In an engaging environment, your aging relative benefits from high-quality care and specialized mental, physical, and social activity programs. Community care offers regular opportunities for socialization and other outings that can help reduce isolation and depression—a proven strategy for retaining cognitive abilities.
But that’s not all. By entering a senior living community in the early stages of cognitive impairment, your loved one can spend time enjoying an engaged lifestyle while they grow familiar with their new home and care team. Aging in place promotes successful aging and reduces stress and confusion on your aging relative down the road. With that in mind, it’s important to choose a community that can support someone you love’s mental health, physical care, and medical care needs as dementia progresses.
Mild Dementia Programming
Some memory care communities will include specific programming for residents in the early stages of memory loss. When cognitive changes start, it is common for someone with dementia to withdraw and isolate themselves, but these behaviors are linked to accelerated decline in all physical and mental areas.
With therapeutic mental fitness and socialization programs, memory care staff members can help the person you love build cognitive reserve, maintain mental function and increase engagement.
Regularly engaging in mentally stimulating activities can help maintain cognitive function. Memory care programs like Whole Brain Fitness are designed to improve brain health for each resident by nurturing and engaging mind, body and spirit in ways tailored to each person’s abilities. By combining nutrition and physical exercise, mental workouts and lifelong learning, reduced environmental stress, a strong social network, and a sense of purpose, programs like these can help preserve cognitive abilities and allow residents to age successfully.

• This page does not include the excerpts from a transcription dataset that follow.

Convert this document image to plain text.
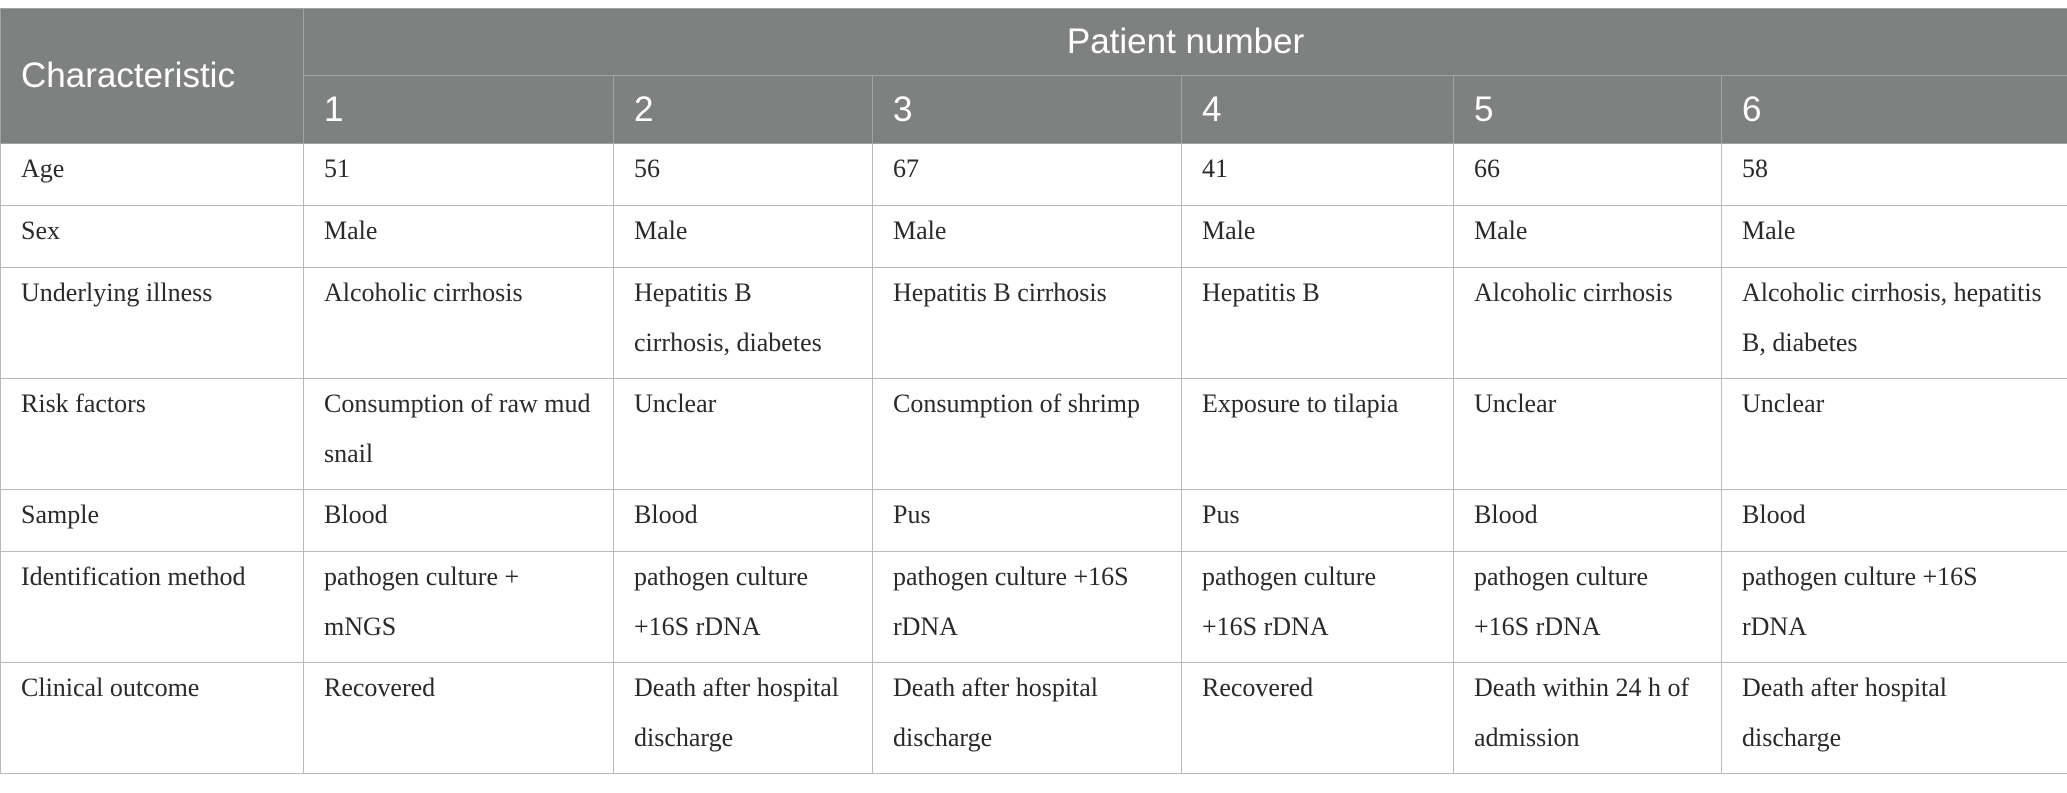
Characteristic	Patient number					
	1	2	3	4	5	6
Age	51	56	67	41	66	58
Sex	Male	Male	Male	Male	Male	Male
Underlying illness	Alcoholic cirrhosis	Hepatitis B cirrhosis, diabetes	Hepatitis B cirrhosis	Hepatitis B	Alcoholic cirrhosis	Alcoholic cirrhosis, hepatitis B, diabetes
Risk factors	Consumption of raw mud snail	Unclear	Consumption of shrimp	Exposure to tilapia	Unclear	Unclear
Sample	Blood	Blood	Pus	Pus	Blood	Blood
Identification method	pathogen culture + mNGS	pathogen culture +16S rDNA	pathogen culture +16S rDNA	pathogen culture +16S rDNA	pathogen culture +16S rDNA	pathogen culture +16S rDNA
Clinical outcome	Recovered	Death after hospital discharge	Death after hospital discharge	Recovered	Death within 24 h of admission	Death after hospital discharge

Programs like Circle of Friends® are designed for residents who have experienced cognitive changes and need more support but don’t require a secured memory care environment. In this kind of environment, residents may participate in more structured activities designed to help maintain cognitive function. Activities are therapeutic, with attainable goals and conducted in a small group setting to encourage residents to stay involved, maintain function, build confidence, and have happy, fulfilling days.
Secured Memory Care
When dementia progresses to later stages where confusion, wandering and delusions are more likely, a secure memory care community can provide caregivers with added peace of mind. Secured memory care like the Memory Care Neighborhood usually features smaller, self-contained areas that are more navigable for residents, which helps foster feelings of independence while minimizing the risk of falling or getting lost. This gives residents the freedom to explore and enjoy a sense of normalcy while staying safe and close to trained staff.
Sometimes, the concept of a secure memory care community can feel strange or overwhelming to the caregiver, because to them it represents the next step in their relative’s journey. While making the transition to secure memory care can be hard to accept, in many ways it actually gives the person you love back some of their independence, because the environment is less stressful and better suited to their cognitive function.
Secure memory care is specifically designed to put residents at ease; it’s familiar to residents because it maintains the same look and feel as the rest of the care community on a much smaller scale that is more easily navigable. It has its own dining and outdoor areas, its own enrichment activities and its own community—with assistance tailored to different cognitive abilities.
Care communities that specialize in moderate-to late-stage dementia tend to feature much higher staff-to-resident ratios to ensure that residents are appropriately supervised and regularly engaged. In addition to amenities commonly included in assisted living communities—meal service, transportation, social and physical activities, housekeeping—secure memory care will generally include medication management, physical or occupational therapists on staff, licensed nurses on staff, and environmental modifications that help keep everyone safe.
Residents will also participate in more personalized programming to accommodate their individual mental and physical abilities.